Cash rules. More than half the American public — 54 percent — is favoring cold, hard cash as the way they pay for their purchases, according to a new report from market researcher Packaged Facts.

With unemployment hovering at nearly 10 percent and the housing market stagnating, many are reserving their credit lines “for emergency purposes only,” stated the report, “Consumer Payment Trends in the U.S.,” an assessment of people’s payment activity since spring 2009.

This caution with credit and reliance on cash are signals that shoppers are still focusing on living within their means.

“The spirit of temperance and moderation will continue through 2010 and perhaps through 2011,” for people who will not be able to “get out of deep debt” in the next six months, projected David Lummis, editor of the new report. Using cash, checks, and debit cards seems to “foster a sense of control over personal finances,” Lummis added.

While about two-thirds of American adults, or 67 percent, have a credit card, only 53 percent of adults are considered “active users” of them, Packaged Facts said, based on its own consumer research through winter 2009 as well as an Experian Simmons spring 2009 survey of 25,000 people ages 18 and older. Active users were those who had used a credit card to buy something within 30 days of the Experian Simmons survey.

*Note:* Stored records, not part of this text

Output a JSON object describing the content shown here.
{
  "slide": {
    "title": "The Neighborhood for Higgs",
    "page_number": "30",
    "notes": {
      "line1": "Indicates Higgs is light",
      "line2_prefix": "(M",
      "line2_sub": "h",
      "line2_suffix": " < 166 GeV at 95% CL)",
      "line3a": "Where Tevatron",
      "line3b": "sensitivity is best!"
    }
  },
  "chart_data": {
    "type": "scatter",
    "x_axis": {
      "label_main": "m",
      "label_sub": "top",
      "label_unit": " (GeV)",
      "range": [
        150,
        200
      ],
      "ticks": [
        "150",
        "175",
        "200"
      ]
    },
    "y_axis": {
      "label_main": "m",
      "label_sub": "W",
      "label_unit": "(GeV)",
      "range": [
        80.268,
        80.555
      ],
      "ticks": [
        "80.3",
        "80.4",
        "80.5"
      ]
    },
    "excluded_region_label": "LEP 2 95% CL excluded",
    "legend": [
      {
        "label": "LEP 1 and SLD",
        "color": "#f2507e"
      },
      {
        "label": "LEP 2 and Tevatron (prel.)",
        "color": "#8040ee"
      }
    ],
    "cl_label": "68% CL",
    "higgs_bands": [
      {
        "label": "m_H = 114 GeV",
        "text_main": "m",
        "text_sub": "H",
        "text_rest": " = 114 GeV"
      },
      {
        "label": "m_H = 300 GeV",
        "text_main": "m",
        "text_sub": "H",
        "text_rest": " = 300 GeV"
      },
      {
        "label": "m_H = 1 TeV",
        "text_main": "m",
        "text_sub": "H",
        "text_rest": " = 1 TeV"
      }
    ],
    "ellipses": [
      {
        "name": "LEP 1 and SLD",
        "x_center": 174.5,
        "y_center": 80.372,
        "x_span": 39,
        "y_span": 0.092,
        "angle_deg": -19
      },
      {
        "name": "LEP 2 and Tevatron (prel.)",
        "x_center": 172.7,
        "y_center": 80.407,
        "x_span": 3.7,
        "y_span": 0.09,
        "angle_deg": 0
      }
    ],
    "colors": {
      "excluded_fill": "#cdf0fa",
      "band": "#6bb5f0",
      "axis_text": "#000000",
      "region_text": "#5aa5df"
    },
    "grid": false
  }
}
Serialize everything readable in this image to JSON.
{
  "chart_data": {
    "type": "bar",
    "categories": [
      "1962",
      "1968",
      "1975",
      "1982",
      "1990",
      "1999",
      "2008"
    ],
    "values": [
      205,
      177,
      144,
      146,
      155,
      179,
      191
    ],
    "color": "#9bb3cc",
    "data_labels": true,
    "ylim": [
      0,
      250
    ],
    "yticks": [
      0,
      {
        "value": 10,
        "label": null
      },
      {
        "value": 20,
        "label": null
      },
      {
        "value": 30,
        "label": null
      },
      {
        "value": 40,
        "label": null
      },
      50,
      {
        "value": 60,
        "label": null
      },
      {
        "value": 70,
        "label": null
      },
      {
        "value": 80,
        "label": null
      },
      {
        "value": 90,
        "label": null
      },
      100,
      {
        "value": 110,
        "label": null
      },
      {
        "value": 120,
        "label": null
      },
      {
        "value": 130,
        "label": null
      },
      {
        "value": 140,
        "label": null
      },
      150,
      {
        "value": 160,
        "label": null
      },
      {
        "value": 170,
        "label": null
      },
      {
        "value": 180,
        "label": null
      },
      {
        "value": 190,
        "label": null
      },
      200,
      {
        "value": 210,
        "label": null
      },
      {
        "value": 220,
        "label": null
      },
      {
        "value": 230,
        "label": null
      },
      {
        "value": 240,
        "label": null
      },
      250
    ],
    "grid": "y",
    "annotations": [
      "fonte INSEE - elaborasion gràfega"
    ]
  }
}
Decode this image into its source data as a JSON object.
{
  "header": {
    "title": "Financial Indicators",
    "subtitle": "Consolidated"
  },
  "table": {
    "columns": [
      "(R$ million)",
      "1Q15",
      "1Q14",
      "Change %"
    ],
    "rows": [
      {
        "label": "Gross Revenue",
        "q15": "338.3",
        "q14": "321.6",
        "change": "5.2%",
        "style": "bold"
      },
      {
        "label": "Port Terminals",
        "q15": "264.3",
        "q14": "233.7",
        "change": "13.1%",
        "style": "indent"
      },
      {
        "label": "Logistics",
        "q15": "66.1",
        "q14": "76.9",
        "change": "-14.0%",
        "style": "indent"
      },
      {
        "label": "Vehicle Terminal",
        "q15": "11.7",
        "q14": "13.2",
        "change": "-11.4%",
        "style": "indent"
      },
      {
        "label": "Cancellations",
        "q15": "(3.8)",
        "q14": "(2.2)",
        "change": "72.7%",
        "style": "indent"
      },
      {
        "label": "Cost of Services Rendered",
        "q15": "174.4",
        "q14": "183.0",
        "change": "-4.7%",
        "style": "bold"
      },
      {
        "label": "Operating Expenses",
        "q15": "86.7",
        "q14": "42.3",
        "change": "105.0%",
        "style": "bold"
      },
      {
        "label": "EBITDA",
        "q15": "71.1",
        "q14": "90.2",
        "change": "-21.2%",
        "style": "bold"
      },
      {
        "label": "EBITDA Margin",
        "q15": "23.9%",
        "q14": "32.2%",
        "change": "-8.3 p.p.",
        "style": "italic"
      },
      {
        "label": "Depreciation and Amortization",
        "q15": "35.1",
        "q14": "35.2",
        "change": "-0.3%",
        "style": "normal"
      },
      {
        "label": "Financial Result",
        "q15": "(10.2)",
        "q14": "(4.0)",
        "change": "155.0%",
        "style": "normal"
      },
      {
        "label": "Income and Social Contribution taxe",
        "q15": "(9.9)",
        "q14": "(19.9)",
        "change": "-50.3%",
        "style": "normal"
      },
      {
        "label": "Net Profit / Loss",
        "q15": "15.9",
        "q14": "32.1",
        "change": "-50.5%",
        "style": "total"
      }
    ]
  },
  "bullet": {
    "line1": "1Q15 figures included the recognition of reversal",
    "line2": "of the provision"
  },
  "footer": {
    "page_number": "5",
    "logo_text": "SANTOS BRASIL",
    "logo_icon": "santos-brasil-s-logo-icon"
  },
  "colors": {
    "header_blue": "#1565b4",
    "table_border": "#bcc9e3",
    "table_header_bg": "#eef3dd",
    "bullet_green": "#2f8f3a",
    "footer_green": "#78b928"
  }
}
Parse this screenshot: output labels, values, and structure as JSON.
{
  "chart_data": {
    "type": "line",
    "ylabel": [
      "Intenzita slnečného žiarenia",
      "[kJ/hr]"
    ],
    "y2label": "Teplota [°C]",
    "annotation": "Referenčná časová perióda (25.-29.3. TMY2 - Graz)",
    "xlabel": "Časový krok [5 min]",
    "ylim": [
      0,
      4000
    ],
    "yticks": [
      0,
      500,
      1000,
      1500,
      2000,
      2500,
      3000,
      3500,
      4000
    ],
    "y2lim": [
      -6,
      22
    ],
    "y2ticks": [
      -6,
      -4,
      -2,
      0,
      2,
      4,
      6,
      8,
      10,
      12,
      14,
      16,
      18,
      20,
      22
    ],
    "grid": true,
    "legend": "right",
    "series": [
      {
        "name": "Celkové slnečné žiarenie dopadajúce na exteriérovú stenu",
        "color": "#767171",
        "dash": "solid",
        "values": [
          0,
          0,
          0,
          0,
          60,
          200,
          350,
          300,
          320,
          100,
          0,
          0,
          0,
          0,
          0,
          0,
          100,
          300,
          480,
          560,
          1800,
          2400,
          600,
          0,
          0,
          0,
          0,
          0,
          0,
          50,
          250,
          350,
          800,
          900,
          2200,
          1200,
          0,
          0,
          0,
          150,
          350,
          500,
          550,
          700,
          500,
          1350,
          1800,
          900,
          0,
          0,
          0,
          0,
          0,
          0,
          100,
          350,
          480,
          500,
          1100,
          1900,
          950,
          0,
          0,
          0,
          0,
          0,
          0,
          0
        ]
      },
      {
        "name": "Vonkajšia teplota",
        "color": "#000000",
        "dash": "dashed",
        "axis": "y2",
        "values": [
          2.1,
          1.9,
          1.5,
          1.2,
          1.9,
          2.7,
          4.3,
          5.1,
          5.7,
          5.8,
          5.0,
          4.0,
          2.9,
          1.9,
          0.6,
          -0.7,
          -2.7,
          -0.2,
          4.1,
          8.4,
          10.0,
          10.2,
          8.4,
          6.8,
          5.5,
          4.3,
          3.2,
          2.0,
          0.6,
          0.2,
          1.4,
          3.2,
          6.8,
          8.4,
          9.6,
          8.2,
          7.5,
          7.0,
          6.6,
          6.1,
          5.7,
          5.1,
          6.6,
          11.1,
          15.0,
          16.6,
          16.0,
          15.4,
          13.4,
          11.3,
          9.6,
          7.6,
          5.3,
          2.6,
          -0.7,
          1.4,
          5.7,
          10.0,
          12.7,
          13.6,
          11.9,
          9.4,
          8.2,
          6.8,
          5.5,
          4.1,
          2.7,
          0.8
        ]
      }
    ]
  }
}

Roughly one in four of 1,530 women polled by consultants WSL Strategic Retail in November said they’d cancelled credit cards “so I will not accumulate debt anymore.”

Those who have not been using credit cards are commonly “opting to use debit cards” for purchases, drawing on their bank accounts in cash-equivalent transactions. About 68 percent of adults in the U.S. have a debit card, Packaged Facts estimated.

“It’s been a pretty steady, constant push back against credit cards by about one-third of the population, for the past 18 months,” noted Candace Corlett, principal partner in WSL.

Generally, this group has been avoiding “going out to browse and ending up spending $400 a few hours later on things they didn’t really need,” Corlett added. “They’re saying they don’t ever want to get into the same kind of [pre-recession] credit card debt again.”